5.利用21对微卫星标记对20个东方蜜蜂地理种群亲缘关系进行分析,NJ系统发生树和Sturcture程序运行结果显示20个种群中华东地区六个种群首先形成一大类,然后再与其它种群聚类,表明华东地区蜜蜂种群可能形成相对一致的遗传特征。黄山中蜂、阿坝中蜂、天水中蜂、海南中蜂、武定中蜂等多个种群遗传多样性较为丰富,可能与它们具有复杂的遗传基础有关。从化中蜂、南宁中蜂和醴县中蜂,西藏中蜂和西双版纳蜜蜂彼此之间的遗传基础十分类似,表明它们可能受到共同的起源影响。迪庆中蜂遗传多样性较低,是一个相对独立的类群,与西藏中蜂亲缘关系较远。西藏中蜂、海南中蜂与阿坝中蜂聚类分析时没有和中华蜜蜂的各类群区分开,表明三者可能不是独立于中华蜜蜂之外的亚种。黄山中蜂存在两个不同生态类群,并且与桐庐中蜂存在较大的基因流动。对20个种群mtDNACOⅡ基因和非编码区序列单倍型进行分子系统树和网络关系分析及利用Kimura双参数模型构建的分子系统树中,分析表明中国东方蜜蜂地理种群具有复杂的起源,利用MEGA3.1构建的与GENBANK中报道的东方蜜蜂各地理种群COⅡ及非编码区序列单倍型间的分子系统树也证实了这一点。综合微卫星DNA和mtDNA对中国东方蜜蜂20个种群的遗传多样性分析结果表明东方蜜蜂的群体遗传差异可能是由于某些种群在独特的生态环境下发生的,遗传分化仅仅是类群间的差异,而不是亚种水平上的分化,因而在东方蜜蜂资源保护中应充分根据不同地理种群的特征制定科学的保护措施。
6.利用微卫星标记和mtDNA标记分析20个东方蜜蜂种群间遗传距离和地理距离的关联性,20个地理种群遗传距离与地理距离回归公式:Fst/(1-Fst) = 0.209 +0.084ln (d)以及Mantel’s检验结果(P=0.055)并不能为遗传距离与地理距离之间的显著联系提供足够的证据。线粒体COⅡ基因和非编码区序列的差异与种群间地理距离和种群地理分布也没有相关。研究结果说明我国东方蜜蜂地理种群的形成过程中,各自的地理分布并不是影响其群体遗传结构的决定因素。

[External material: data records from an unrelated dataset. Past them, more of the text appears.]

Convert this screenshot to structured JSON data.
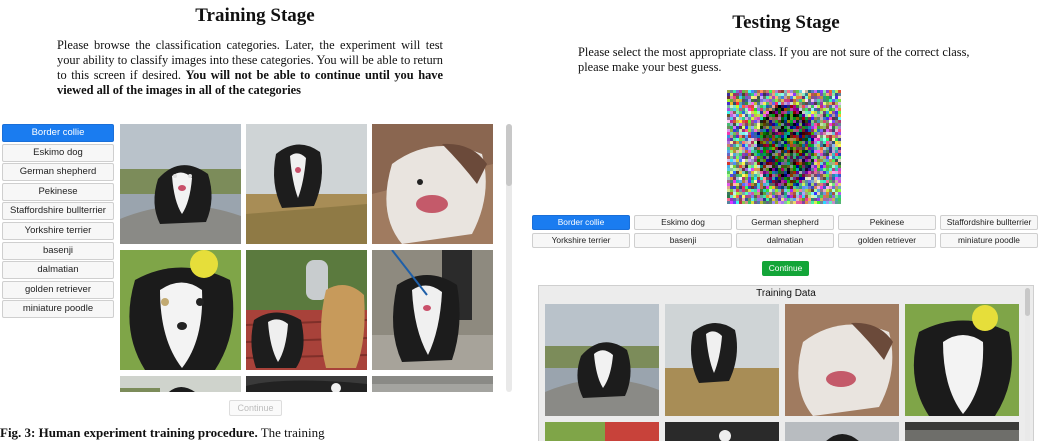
{
  "training": {
    "title": "Training Stage",
    "instructions_plain": "Please browse the classification categories. Later, the experiment will test your ability to classify images into these categories. You will be able to return to this screen if desired. ",
    "instructions_bold": "You will not be able to continue until you have viewed all of the images in all of the categories",
    "categories": [
      "Border collie",
      "Eskimo dog",
      "German shepherd",
      "Pekinese",
      "Staffordshire bullterrier",
      "Yorkshire terrier",
      "basenji",
      "dalmatian",
      "golden retriever",
      "miniature poodle"
    ],
    "selected_category": "Border collie",
    "continue_label": "Continue",
    "continue_enabled": false
  },
  "testing": {
    "title": "Testing Stage",
    "instructions": "Please select the most appropriate class. If you are not sure of the correct class, please make your best guess.",
    "classes": [
      "Border collie",
      "Eskimo dog",
      "German shepherd",
      "Pekinese",
      "Staffordshire bullterrier",
      "Yorkshire terrier",
      "basenji",
      "dalmatian",
      "golden retriever",
      "miniature poodle"
    ],
    "selected_class": "Border collie",
    "continue_label": "Continue",
    "training_data_label": "Training Data"
  },
  "caption": {
    "bold": "Fig. 3: Human experiment training procedure.",
    "text": " The training"
  },
  "colors": {
    "accent_blue": "#1a7cf0",
    "continue_green": "#13a538"
  }
}
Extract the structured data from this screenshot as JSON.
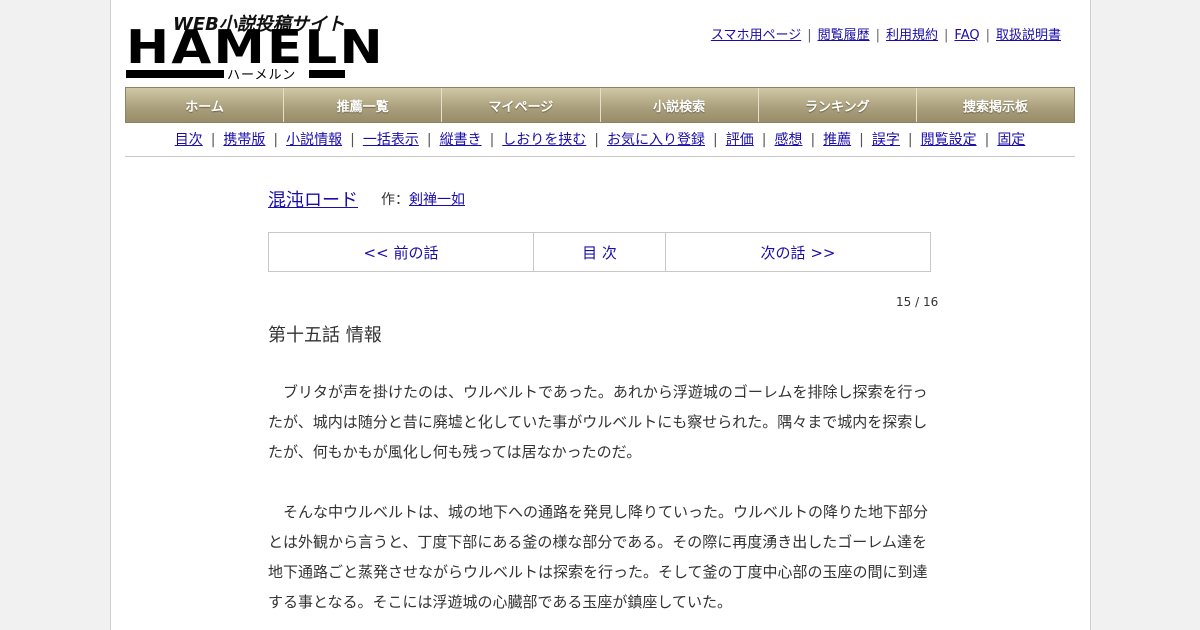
{
  "logo": {
    "tagline": "WEB小説投稿サイト",
    "name": "HAMELN",
    "kana": "ハーメルン"
  },
  "top_links": [
    "スマホ用ページ",
    "閲覧履歴",
    "利用規約",
    "FAQ",
    "取扱説明書"
  ],
  "main_nav": [
    "ホーム",
    "推薦一覧",
    "マイページ",
    "小説検索",
    "ランキング",
    "捜索掲示板"
  ],
  "sub_nav": [
    "目次",
    "携帯版",
    "小説情報",
    "一括表示",
    "縦書き",
    "しおりを挟む",
    "お気に入り登録",
    "評価",
    "感想",
    "推薦",
    "誤字",
    "閲覧設定",
    "固定"
  ],
  "novel": {
    "title": "混沌ロード",
    "author_prefix": "作：",
    "author": "剣禅一如"
  },
  "chapter_nav": {
    "prev": "<< 前の話",
    "toc": "目 次",
    "next": "次の話 >>"
  },
  "page_count": "15 / 16",
  "chapter_title": "第十五話 情報",
  "paragraphs": [
    "　ブリタが声を掛けたのは、ウルベルトであった。あれから浮遊城のゴーレムを排除し探索を行ったが、城内は随分と昔に廃墟と化していた事がウルベルトにも察せられた。隅々まで城内を探索したが、何もかもが風化し何も残っては居なかったのだ。",
    "　そんな中ウルベルトは、城の地下への通路を発見し降りていった。ウルベルトの降りた地下部分とは外観から言うと、丁度下部にある釜の様な部分である。その際に再度湧き出したゴーレム達を地下通路ごと蒸発させながらウルベルトは探索を行った。そして釜の丁度中心部の玉座の間に到達する事となる。そこには浮遊城の心臓部である玉座が鎮座していた。"
  ]
}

Genetic diversity of 20 Apis cerana populations from 18 provinces, cities and municipalities in China were established to DNA GenBank of Apis cerana in China and evaluated with morphology markers, microsatellite markers and mtDNA sequences firstly and roundly. Genetic variability within populations, population structure and the relationship of them were estimated to provide academic reference for farther protection and utilize of Apis cerana in China. The main results were summarized as follows:
1.The 6 main indexes of external morphology such as the length and width of the anterior wing, the cubital vein indexes, the length of proboscis and the length of terga 3+4 were detected. There were significant differences (P <0.05 and P <0.01) among 6 characteristics of 20 populations in China. Tibet bee and Diqing bee had differences in one or more characters in length of bee right forewing, width of bee right forewing, area of the anterior wing from other populations, indicating better collecting ability; there were no difference in length of proboscis among Conghua bee, Tonglu bee, Xishuangbanna bee, A-ba bee, Xingcheng bee and Changbaishan bee, and their values were higher than other ones; Changbaishan bee and Tibet bee had the longest length of terga 3+4, which indicated that they had the best honey storing capability. The research result showed that significant difference (P <0.01) existed in the length, width and area of the anterior wing ,the length of proboscis and the length of terga 3+4; there was no difference between the cubital vein indexes and other characters(P>0.05), which indicated that cubital vein indexes was an independent morphological features. The principal component analysis (PCA)of the 6 main indexes of external morphological and 8 ecological features of 20 populations showed that the difference among morphological features of 20 populations were performed by 7 principal components included both morphological features and ecological features, and contribution rate of the two was 89.386%. Not only induviduals’morphological features but also ecological features should be considered in principal component analysis.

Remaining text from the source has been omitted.